When it comes to projects or initiatives (as some would call them), I’ve been on ones ranging from small and localized to those that expand across multiple departments.
First, let’s back up regarding project management. Let’s put it like this: before you can even think about your grand vision to improve the break room with new vending machines or a coffee maker that makes a mean espresso, you must do the one thing that can make your project a success rather than a failure. That is, secure LEADERSHIP BUY-IN!
I’ve seen well-meaning projects, projects that could actually make a difference, crash and burn like your favorite former reality TV star, all while other projects that truly crawled out of the ninth circle of hell actually get implemented (open floor office concepts anyone?) due to one major difference: leadership buy-in.
So, what exactly am I talking about when I say “leadership buy-in”?
Simply put, leadership buy-in is getting not only permission for a project but also (and this is important) SUPPORT from those in higher and more powerful positions than you are.
Support isn’t just your boss saying, “Yes, Jessica I agree with updating the vending machines to include unlimited fruit snacks.” That’s nothing. You want your boss to agree with your decision, publicly show their support, and make it clear he/she will provide the resources you need to make your project a reality.
Let’s break it down. Here’s why leadership buy-in is critical:
Support: If your managers don’t believe in your goals then no one else will and nothing will get done.

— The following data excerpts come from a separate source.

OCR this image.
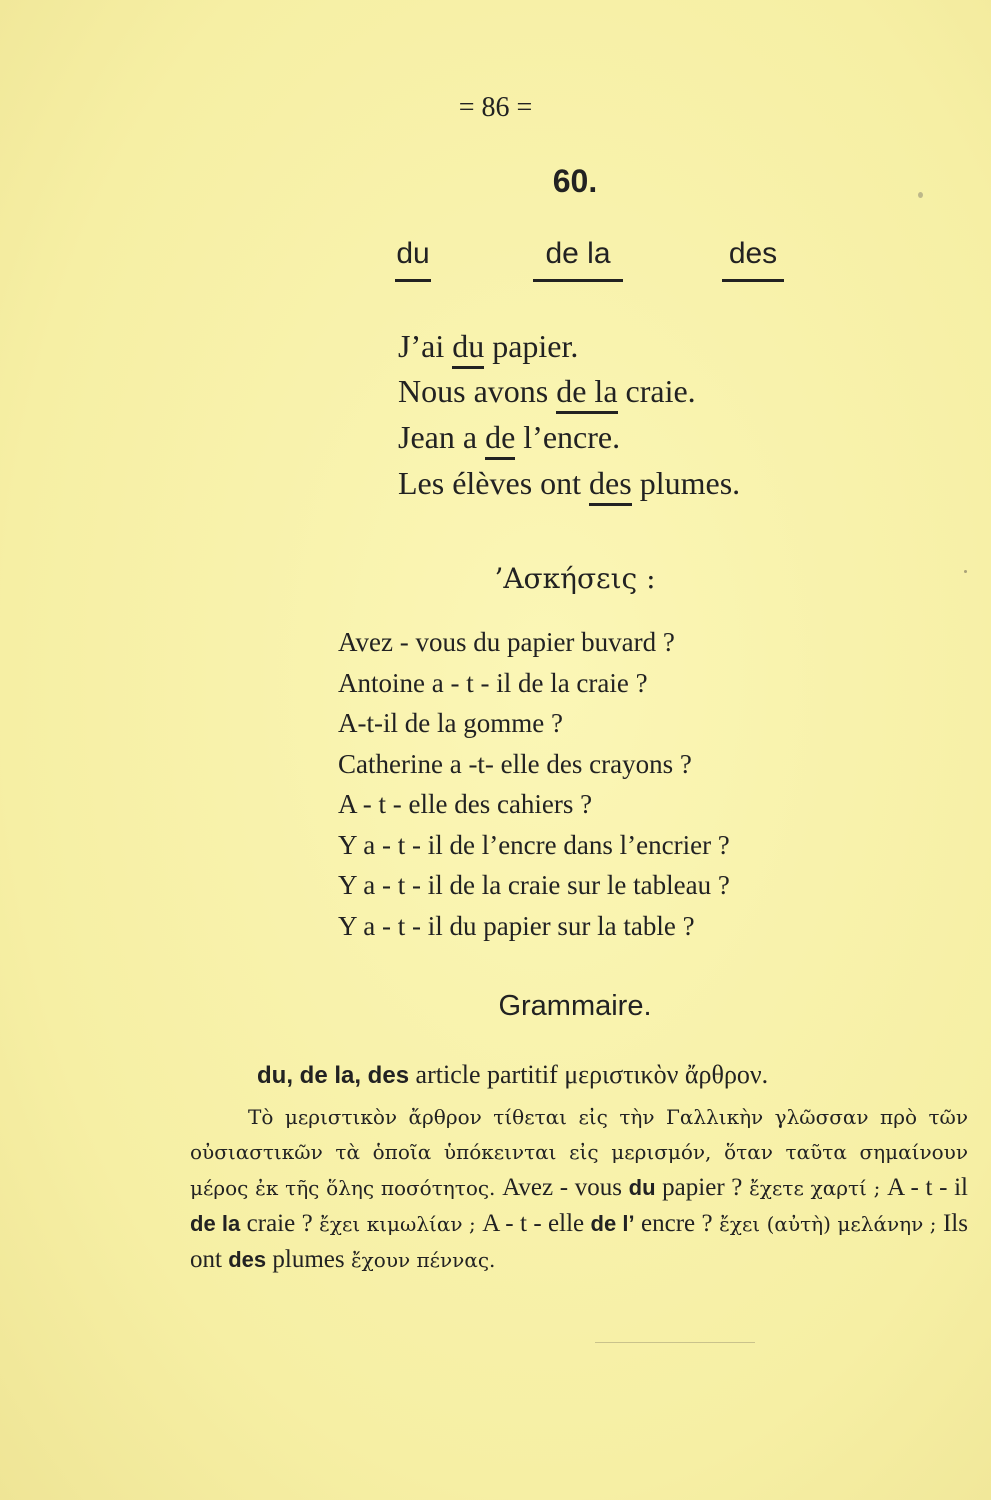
= 86 =
60.
du	de la	des
J’ai du papier.
Nous avons de la craie.
Jean a de l’encre.
Les élèves ont des plumes.
’Ασκήσεις :
Avez - vous du papier buvard ?
Antoine a - t - il de la craie ?
A-t-il de la gomme ?
Catherine a -t- elle des crayons ?
A - t - elle des cahiers ?
Y a - t - il de l’encre dans l’encrier ?
Y a - t - il de la craie sur le tableau ?
Y a - t - il du papier sur la table ?
Grammaire.
du, de la, des article partitif μεριστικὸν ἄρθρον.
Τὸ μεριστικὸν ἄρθρον τίθεται εἰς τὴν Γαλλικὴν γλῶσσαν πρὸ τῶν οὐσιαστικῶν τὰ ὁποῖα ὑπόκεινται εἰς μερισμόν, ὅταν ταῦτα σημαίνουν μέρος ἐκ τῆς ὅλης ποσότητος. Avez - vous du papier ? ἔχετε χαρτί ; A - t - il de la craie ? ἔχει κιμωλίαν ; A - t - elle de l’ encre ? ἔχει (αὐτὴ) μελάνην ; Ils ont des plumes ἔχουν πέννας.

Resources: Leaders have access to support and resources you don’t and will make those available to you to complete your project. Resources can come in the form of other people, time, and of course, money.
Agreement: People might not like the project but if management is backing your plan, trust and believe they will too. They don’t really have a choice.
And of course, implementing projects is easier when everyone has your back!
How to Secure Leadership Buy-in
Reputation - There is a saying, “Your reputation enters the room before you do.” Meaning, if you’re an employee with a demonstrated history of quality work and have a good attitude, leadership is more likely to listen to you and co-sign your ideas. Use this good reputation to your advantage to make change.
Research- Please do your research prior to changing anything. Nothing is worse than someone having ideas for the sake of having them. You NEVER want to sit in front of your boss without a solid understanding of the situation and have a research-supported game plan for how to address it.
Presentation- Number two of course leads to this, present your ideas in the following way: state the current situation and its effects and then provide the solution and how to achieve it. If your proposal costs money, include the estimated cost and propose ideas on how the company can either cover or even recoup costs if possible.
Follow Up- Once you get buy-in, make sure the leadership is actively supporting you and follow up regarding your progress, obstacles, delays, and needs. By keeping everyone on the same page, it lends credibility to your reputation and promotes the project’s success.
Follow this advice and you will be moving mountains in no time!